その時は(そもそもそれが目的ではなかった為)東方への突破を行うことはなかったが、バグアはこの事態をジブラルタルの制海権を脅かすものと判断したのか――かの大規模作戦の終了後、彼らが手中に収めているアビラ山の『柱』の要塞に、新たに何かを建造し始めた。
アビラ山は巨大な岩山である。一時的に、ではあったが、その岩山を斜めにくり抜くように穴が開けられたのである。

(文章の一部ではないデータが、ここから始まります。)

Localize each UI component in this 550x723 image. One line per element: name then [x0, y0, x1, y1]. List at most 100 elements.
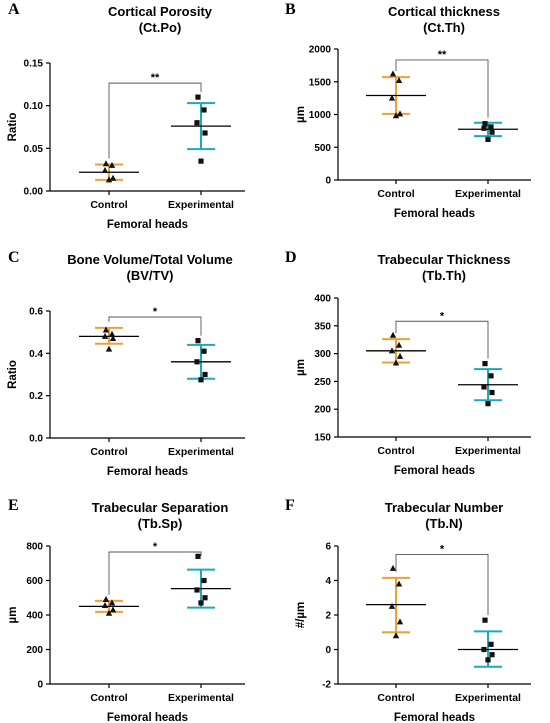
significance-bracket [395, 59, 489, 118]
panel-letter: F [285, 497, 295, 514]
data-point-triangle [108, 330, 116, 337]
y-axis-label: Ratio [7, 113, 19, 142]
chart-subtitle: (BV/TV) [127, 268, 174, 283]
y-tick-label: 0.0 [29, 434, 43, 445]
x-tick-label: Control [90, 199, 127, 211]
significance-marker: * [440, 310, 445, 322]
x-tick-label: Control [377, 445, 414, 457]
data-point-triangle [389, 70, 397, 77]
chart-title: Bone Volume/Total Volume [67, 252, 232, 267]
series-control [366, 70, 426, 119]
series-control [79, 595, 139, 616]
y-axis-label: Ratio [7, 360, 19, 389]
data-point-square [202, 371, 208, 378]
data-point-square [195, 338, 201, 344]
y-tick-label: 400 [314, 294, 331, 305]
y-axis-label: #/µm [295, 602, 307, 628]
x-tick-label: Experimental [455, 692, 521, 704]
data-point-triangle [102, 595, 110, 602]
y-tick-label: 0.15 [24, 59, 44, 70]
panel-letter: D [285, 249, 297, 266]
significance-bracket [108, 551, 202, 595]
data-point-triangle [105, 176, 113, 183]
chart-subtitle: (Tb.N) [425, 516, 463, 531]
x-tick-label: Experimental [168, 692, 234, 704]
x-tick-label: Control [90, 692, 127, 704]
y-tick-label: 250 [314, 377, 331, 388]
y-tick-label: 4 [325, 576, 331, 587]
chart-subtitle: (Ct.Po) [139, 20, 182, 35]
series-experimental [458, 121, 518, 142]
y-tick-label: 2000 [309, 45, 332, 56]
data-point-triangle [392, 632, 400, 639]
y-tick-label: 500 [314, 143, 331, 154]
y-tick-label: 0 [37, 680, 43, 691]
series-experimental [171, 553, 231, 609]
x-tick-label: Control [90, 446, 127, 458]
panel-letter: C [8, 249, 20, 266]
panel-letter: E [8, 497, 19, 514]
y-axis-label: µm [7, 607, 19, 624]
y-tick-label: 0.6 [29, 307, 43, 318]
x-tick-label: Experimental [168, 446, 234, 458]
y-axis-label: µm [295, 359, 307, 376]
x-tick-label: Control [377, 188, 414, 200]
series-experimental [458, 617, 518, 668]
data-point-square [485, 401, 491, 407]
data-point-square [488, 373, 494, 379]
significance-bracket [395, 320, 489, 359]
data-point-triangle [396, 110, 404, 117]
data-point-triangle [396, 618, 404, 625]
data-point-triangle [396, 352, 404, 359]
data-point-square [201, 348, 207, 354]
y-tick-label: 1000 [309, 110, 332, 121]
panel-d: D Trabecular Thickness(Tb.Th) 150 200 250 300… [285, 249, 531, 477]
data-point-square [481, 125, 487, 131]
significance-marker: * [440, 543, 445, 555]
data-point-triangle [101, 167, 109, 174]
y-tick-label: 800 [26, 542, 43, 553]
x-axis-label: Femoral heads [394, 712, 475, 723]
x-axis-label: Femoral heads [394, 208, 475, 220]
chart-title: Trabecular Separation [92, 500, 229, 515]
data-point-triangle [102, 326, 110, 333]
data-point-square [481, 646, 487, 653]
significance-marker: * [153, 306, 158, 318]
y-axis-label: µm [295, 106, 307, 123]
significance-marker: * [153, 541, 158, 553]
y-tick-label: 0 [325, 645, 331, 656]
panel-f: F Trabecular Number(Tb.N) -2 0 2 4 6 #/µm Contro… [285, 497, 531, 723]
data-point-square [195, 553, 201, 559]
y-tick-label: 6 [325, 542, 331, 553]
chart-title: Trabecular Number [385, 500, 504, 515]
chart-subtitle: (Ct.Th) [423, 20, 465, 35]
data-point-square [482, 617, 488, 623]
x-axis-label: Femoral heads [394, 465, 475, 477]
panel-letter: B [285, 1, 296, 18]
data-point-triangle [388, 94, 396, 101]
y-tick-label: 0.4 [29, 349, 43, 360]
x-tick-label: Control [377, 692, 414, 704]
series-control [366, 564, 426, 639]
y-tick-label: 300 [314, 349, 331, 360]
data-point-triangle [109, 174, 117, 181]
significance-bracket [395, 553, 489, 616]
data-point-square [488, 641, 494, 647]
y-tick-label: 0.2 [29, 391, 43, 402]
x-tick-label: Experimental [455, 445, 521, 457]
y-tick-label: 0.10 [24, 101, 44, 112]
y-tick-label: 0.00 [24, 187, 44, 198]
data-point-triangle [389, 331, 397, 338]
data-point-square [488, 124, 494, 130]
data-point-square [198, 377, 204, 383]
significance-marker: ** [438, 49, 447, 61]
series-experimental [458, 361, 518, 407]
chart-title: Cortical thickness [388, 4, 500, 19]
data-point-triangle [102, 160, 110, 167]
y-tick-label: 150 [314, 433, 331, 444]
data-point-square [485, 657, 491, 663]
y-tick-label: -2 [322, 680, 331, 691]
data-point-triangle [392, 112, 400, 119]
significance-bracket [108, 316, 202, 336]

もっともその穴は間もなく塞がれた為に、偵察でそれ以上の情報を得ることは不可能となったが。
皮肉なことに、最近完成したと思われる『それ』の正体は人類側の被害とともに判明することになる。
支援の為にアフリカ上陸の先陣を切ったUPCの小艦隊が海峡に到達したところ、『それ』から放たれた光線砲一発で壊滅したのである。
それにより、偵察で判明していた表面での作業の正体も判明する。穴の内部で建造されたと思われる光線砲の射出方向を調整する為の巨大なミラーだったのである。穴が塞がれたのは、この殲滅の時を待つ為の偽装だったと考えられる。
一発を放つまでの充填時間がある故か、追撃の一発を放つことはしなかったものの――追撃が無くとも軍の各将校の目を剥かせ、またこの海峡を渡りきること、渡りきった後に待つ苛烈な状況を思い知らしめるには十分だった。
しかし、充填時間以外にも弱点を抱えていることは明白であった。ミラーを破ってさえしてしまえば、方向を定める術を失った光線砲は役に立たないものとなる。
その故か、岩山を上りミラーに至るまでには厳重なる警備が敷かれていた。多数のキメラの他、少数だがゴーレムやタートルワームも存在している。
――そうして『それ』は暫定的にかつての要衝の名をあて、『ヘラクレスの砲台』と呼ばれ。
すぐ後に『アニヒレーター』というバグアが名付けた正式名称が知られることになる。